[experimental format] Your First Five: Criminal Justice System
Each of today's studies is related to some aspect of the criminal justice system
I'm Aaron Jacklin, and this is Explaining Crime, an independent newsletter that helps you explain crime to your audience.
Your First Five is a daily (M-F) series that publishes a curated selection of recent research related to crime and justice. Each post contains links to new studies that I hope will enhance your work explaining crime.
This week, I’m experimenting with a new format and publishing schedule that I think will serve you better. Each day’s collection of studies will be related by a theme. Today’s studies are all related to an aspect of the criminal justice system, tomorrow’s will all be related to mental health, and I haven’t decided on the rest of the week yet.
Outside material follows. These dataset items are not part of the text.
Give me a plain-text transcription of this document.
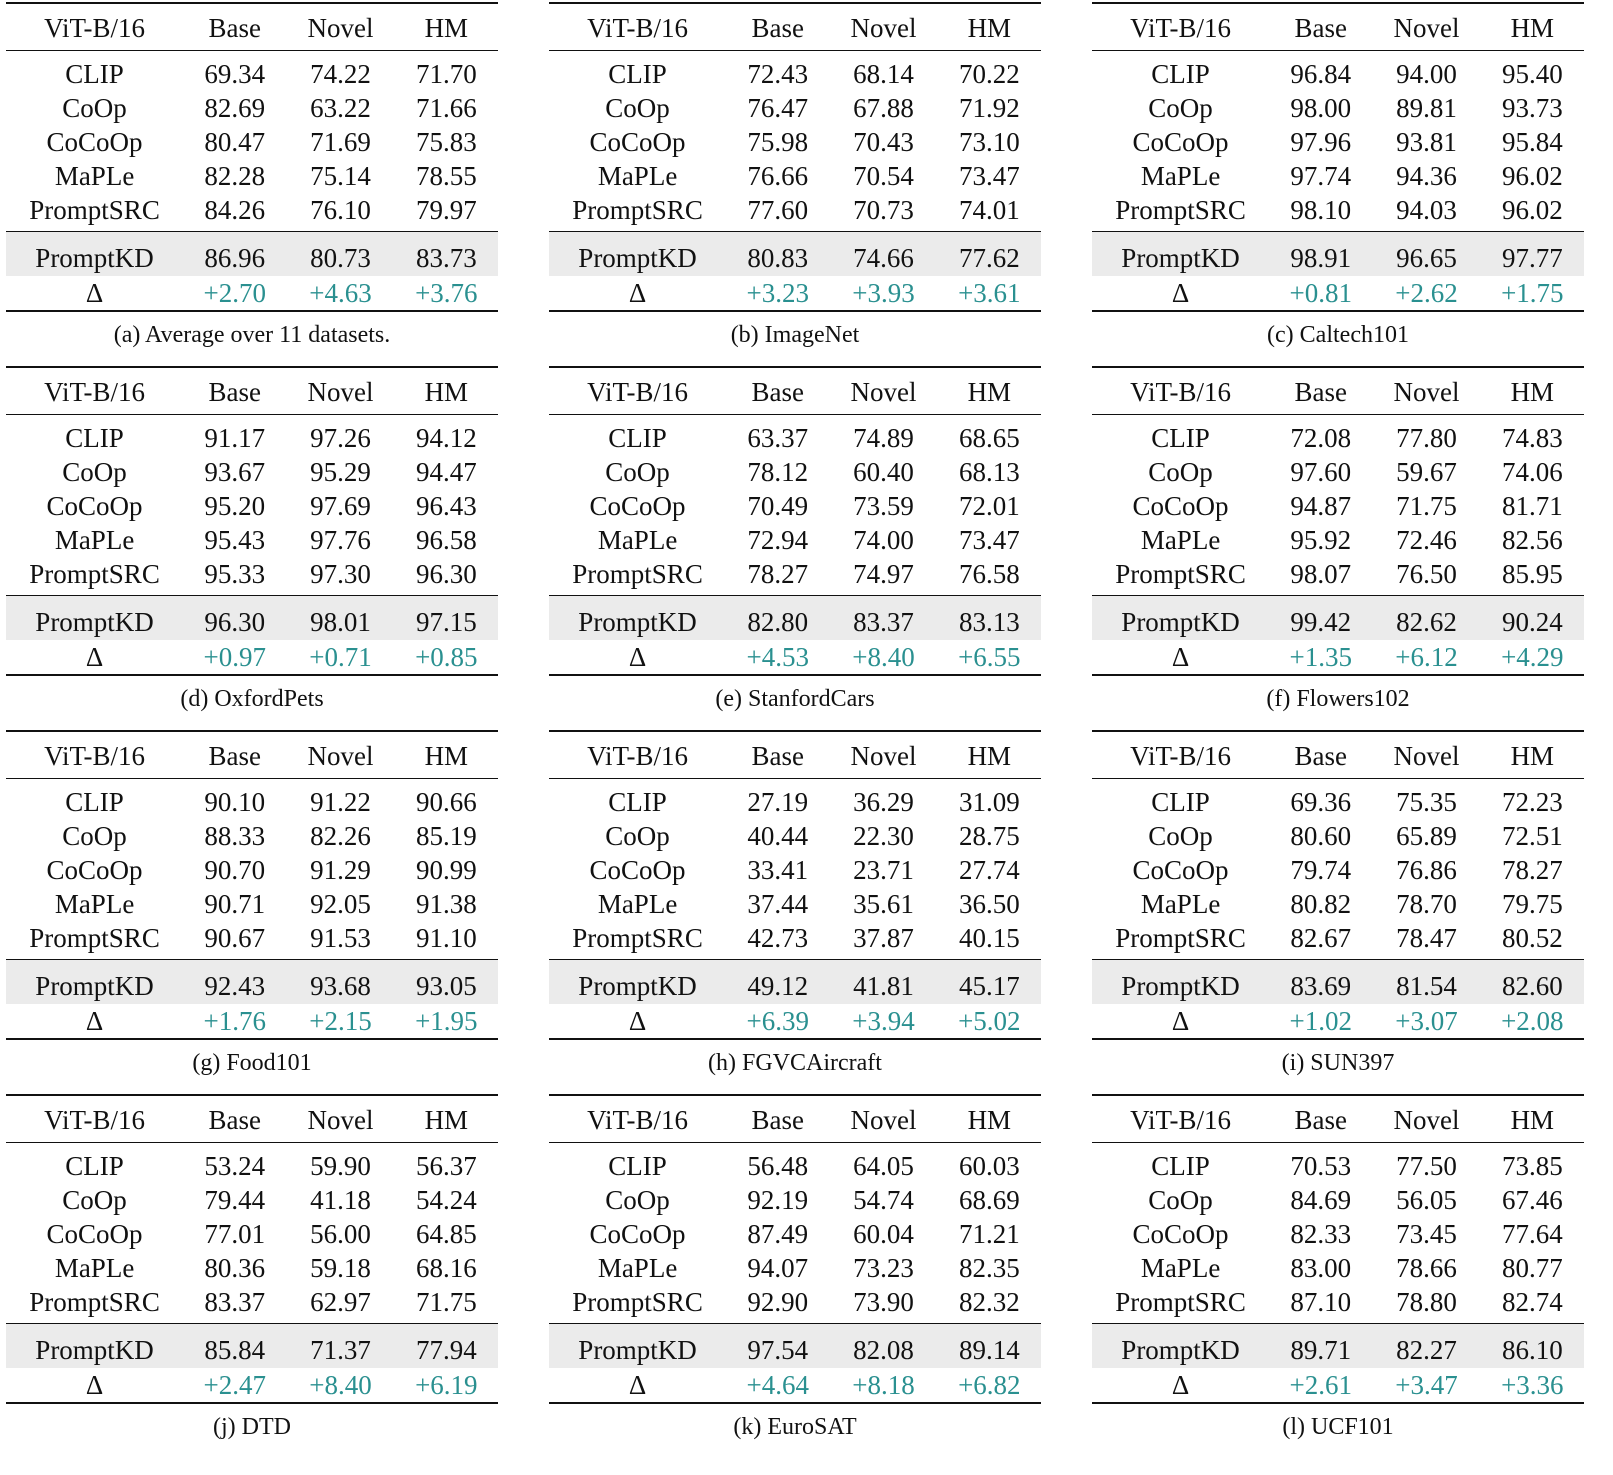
ViT-B/16	Base	Novel	HM
CLIP	69.34	74.22	71.70
CoOp	82.69	63.22	71.66
CoCoOp	80.47	71.69	75.83
MaPLe	82.28	75.14	78.55
PromptSRC	84.26	76.10	79.97
PromptKD	86.96	80.73	83.73
Δ	+2.70	+4.63	+3.76
(a) Average over 11 datasets.
ViT-B/16	Base	Novel	HM
CLIP	72.43	68.14	70.22
CoOp	76.47	67.88	71.92
CoCoOp	75.98	70.43	73.10
MaPLe	76.66	70.54	73.47
PromptSRC	77.60	70.73	74.01
PromptKD	80.83	74.66	77.62
Δ	+3.23	+3.93	+3.61
(b) ImageNet
ViT-B/16	Base	Novel	HM
CLIP	96.84	94.00	95.40
CoOp	98.00	89.81	93.73
CoCoOp	97.96	93.81	95.84
MaPLe	97.74	94.36	96.02
PromptSRC	98.10	94.03	96.02
PromptKD	98.91	96.65	97.77
Δ	+0.81	+2.62	+1.75
(c) Caltech101
ViT-B/16	Base	Novel	HM
CLIP	91.17	97.26	94.12
CoOp	93.67	95.29	94.47
CoCoOp	95.20	97.69	96.43
MaPLe	95.43	97.76	96.58
PromptSRC	95.33	97.30	96.30
PromptKD	96.30	98.01	97.15
Δ	+0.97	+0.71	+0.85
(d) OxfordPets
ViT-B/16	Base	Novel	HM
CLIP	63.37	74.89	68.65
CoOp	78.12	60.40	68.13
CoCoOp	70.49	73.59	72.01
MaPLe	72.94	74.00	73.47
PromptSRC	78.27	74.97	76.58
PromptKD	82.80	83.37	83.13
Δ	+4.53	+8.40	+6.55
(e) StanfordCars
ViT-B/16	Base	Novel	HM
CLIP	72.08	77.80	74.83
CoOp	97.60	59.67	74.06
CoCoOp	94.87	71.75	81.71
MaPLe	95.92	72.46	82.56
PromptSRC	98.07	76.50	85.95
PromptKD	99.42	82.62	90.24
Δ	+1.35	+6.12	+4.29
(f) Flowers102
ViT-B/16	Base	Novel	HM
CLIP	90.10	91.22	90.66
CoOp	88.33	82.26	85.19
CoCoOp	90.70	91.29	90.99
MaPLe	90.71	92.05	91.38
PromptSRC	90.67	91.53	91.10
PromptKD	92.43	93.68	93.05
Δ	+1.76	+2.15	+1.95
(g) Food101
ViT-B/16	Base	Novel	HM
CLIP	27.19	36.29	31.09
CoOp	40.44	22.30	28.75
CoCoOp	33.41	23.71	27.74
MaPLe	37.44	35.61	36.50
PromptSRC	42.73	37.87	40.15
PromptKD	49.12	41.81	45.17
Δ	+6.39	+3.94	+5.02
(h) FGVCAircraft
ViT-B/16	Base	Novel	HM
CLIP	69.36	75.35	72.23
CoOp	80.60	65.89	72.51
CoCoOp	79.74	76.86	78.27
MaPLe	80.82	78.70	79.75
PromptSRC	82.67	78.47	80.52
PromptKD	83.69	81.54	82.60
Δ	+1.02	+3.07	+2.08
(i) SUN397
ViT-B/16	Base	Novel	HM
CLIP	53.24	59.90	56.37
CoOp	79.44	41.18	54.24
CoCoOp	77.01	56.00	64.85
MaPLe	80.36	59.18	68.16
PromptSRC	83.37	62.97	71.75
PromptKD	85.84	71.37	77.94
Δ	+2.47	+8.40	+6.19
(j) DTD
ViT-B/16	Base	Novel	HM
CLIP	56.48	64.05	60.03
CoOp	92.19	54.74	68.69
CoCoOp	87.49	60.04	71.21
MaPLe	94.07	73.23	82.35
PromptSRC	92.90	73.90	82.32
PromptKD	97.54	82.08	89.14
Δ	+4.64	+8.18	+6.82
(k) EuroSAT
ViT-B/16	Base	Novel	HM
CLIP	70.53	77.50	73.85
CoOp	84.69	56.05	67.46
CoCoOp	82.33	73.45	77.64
MaPLe	83.00	78.66	80.77
PromptSRC	87.10	78.80	82.74
PromptKD	89.71	82.27	86.10
Δ	+2.61	+3.47	+3.36
(l) UCF101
These new criminology and criminal justice studies were published recently by journals I monitor:
1. Right to counsel? A mixed-methods evaluation of the St. Louis County initial appearance program, published in Criminology & Public Policy. (Open access)
2. Community-oriented copaganda: Anti-Black violence in a visual archive of policing, published in Crime, Media, Culture: An International Journal. (Restricted access)
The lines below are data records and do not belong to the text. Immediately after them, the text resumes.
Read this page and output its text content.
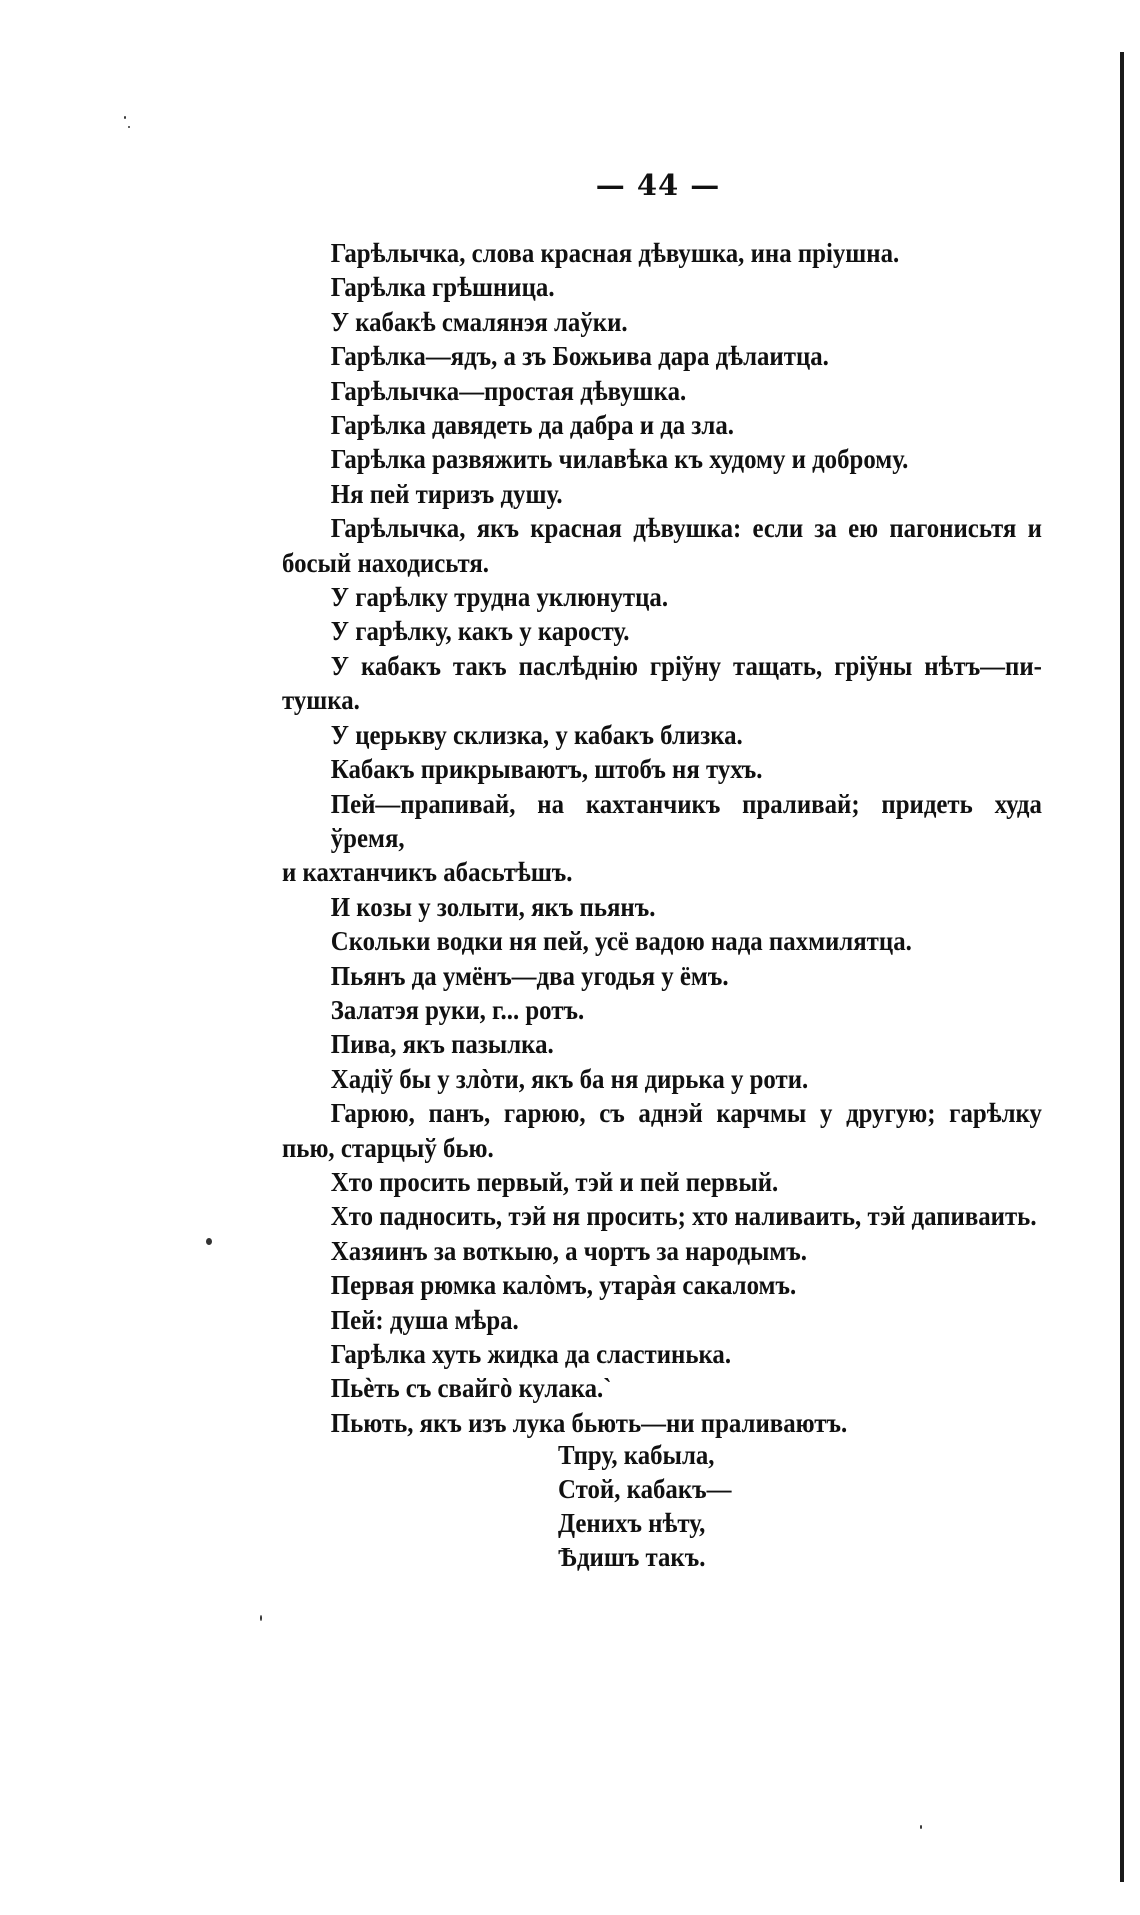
— 44 —
Гарѣлычка, слова красная дѣвушка, ина пріушна.
Гарѣлка грѣшница.
У кабакѣ смалянэя лаўки.
Гарѣлка—ядъ, а зъ Божьива дара дѣлаитца.
Гарѣлычка—простая дѣвушка.
Гарѣлка давядеть да дабра и да зла.
Гарѣлка развяжить чилавѣка къ худому и доброму.
Ня пей тиризъ душу.
Гарѣлычка, якъ красная дѣвушка: если за ею пагонисьтя и
босый находисьтя.
У гарѣлку трудна уклюнутца.
У гарѣлку, какъ у каросту.
У кабакъ такъ паслѣднію гріўну тащать, гріўны нѣтъ—пи-
тушка.
У церькву склизка, у кабакъ близка.
Кабакъ прикрываютъ, штобъ ня тухъ.
Пей—прапивай, на кахтанчикъ праливай; придеть худа ўремя,
и кахтанчикъ абасьтѣшъ.
И козы у золыти, якъ пьянъ.
Скольки водки ня пей, усё вадою нада пахмилятца.
Пьянъ да умёнъ—два угодья у ёмъ.
Залатэя руки, г... ротъ.
Пива, якъ пазылка.
Хадіў бы у злòти, якъ ба ня дирька у роти.
Гарюю, панъ, гарюю, съ аднэй карчмы у другую; гарѣлку
пью, старцыў бью.
Хто просить первый, тэй и пей первый.
Хто падносить, тэй ня просить; хто наливаить, тэй дапиваить.
Хазяинъ за воткыю, а чортъ за народымъ.
Первая рюмка калòмъ, утарàя сакаломъ.
Пей: душа мѣра.
Гарѣлка хуть жидка да сластинька.
Пьѐть съ свайгò кулака.`
Пьють, якъ изъ лука бьють—ни праливаютъ.
Тпру, кабыла,
Стой, кабакъ—
Дениxъ нѣту,
Ѣдишъ такъ.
3. A Good Place to Do Time? Detailing the Construction of Symbolic Social Boundaries in Correctional Boot Camps, published in Criminal Justice and Behavior. (Open access)
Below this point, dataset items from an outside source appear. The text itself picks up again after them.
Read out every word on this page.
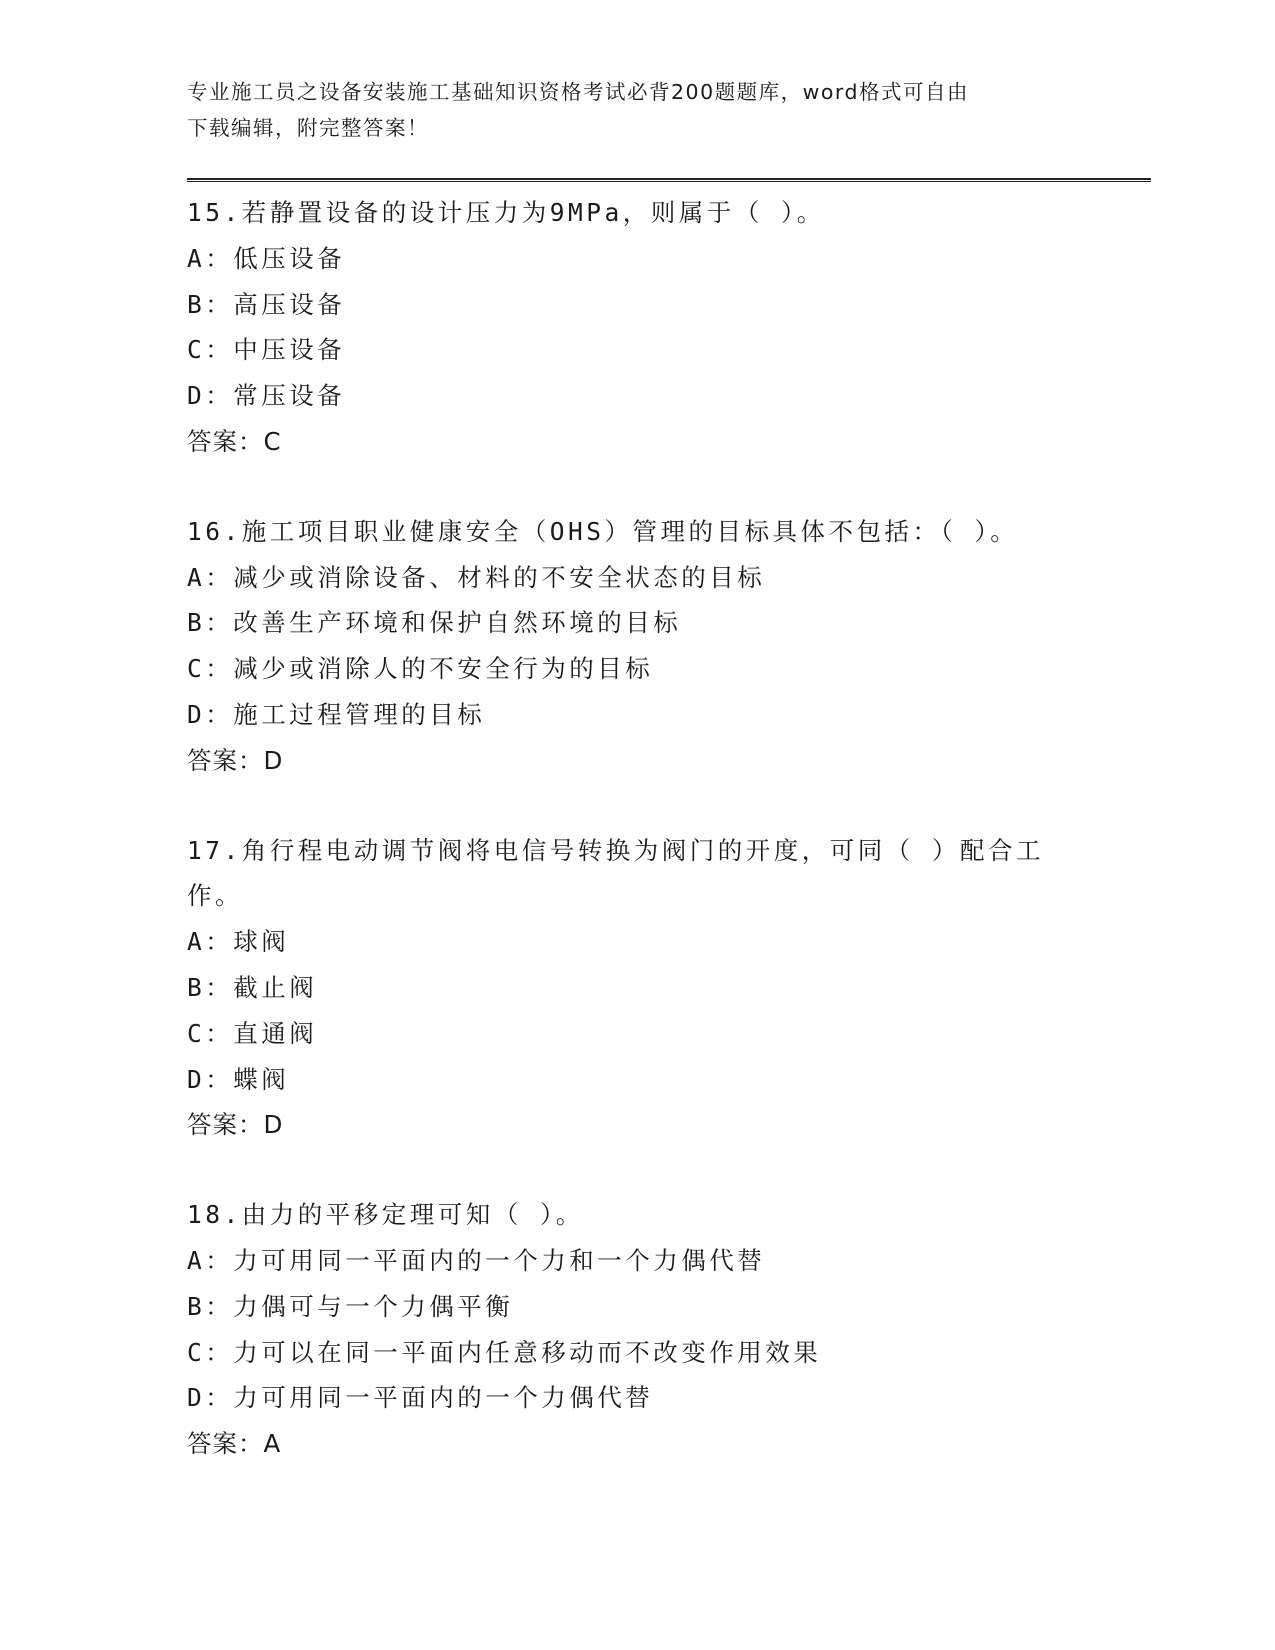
专业施工员之设备安装施工基础知识资格考试必背200题题库，word格式可自由
下载编辑，附完整答案！
15.若静置设备的设计压力为9MPa，则属于（ ）。
A：低压设备
B：高压设备
C：中压设备
D：常压设备
答案：C
16.施工项目职业健康安全（OHS）管理的目标具体不包括：（ ）。
A：减少或消除设备、材料的不安全状态的目标
B：改善生产环境和保护自然环境的目标
C：减少或消除人的不安全行为的目标
D：施工过程管理的目标
答案：D
17.角行程电动调节阀将电信号转换为阀门的开度，可同（ ）配合工
作。
A：球阀
B：截止阀
C：直通阀
D：蝶阀
答案：D
18.由力的平移定理可知（ ）。
A：力可用同一平面内的一个力和一个力偶代替
B：力偶可与一个力偶平衡
C：力可以在同一平面内任意移动而不改变作用效果
D：力可用同一平面内的一个力偶代替
答案：A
4. The ‘haves and have-nots’ of social support during police recruitment: why the playing field is anything but level, published in Policing and Society. (Open access)
5. Juror Perceptions of Bystander and Victim Intoxication by Different Substances, published in Criminal Justice and Behavior. (Open access)
I might cover some of these studies further in Understanding Crime. If one sounds interesting or important, let me know in the comments.
Right now, I'm considering number 2. The following quotation is part of why it interests me:
As a response to both the racialized violence and the subsequent legitimacy crisis, community-oriented policing is once again being heralded as a bi-partisan solution to the problem. In this article, I situate such a solution as in alignment with, rather than a departure from, racist police violence. I do this by conducting a visual analysis of a federal archive of photographs said to represent community-oriented policing asking what the images reveal about the actual nature of this model of policing and one of its practices—copaganda.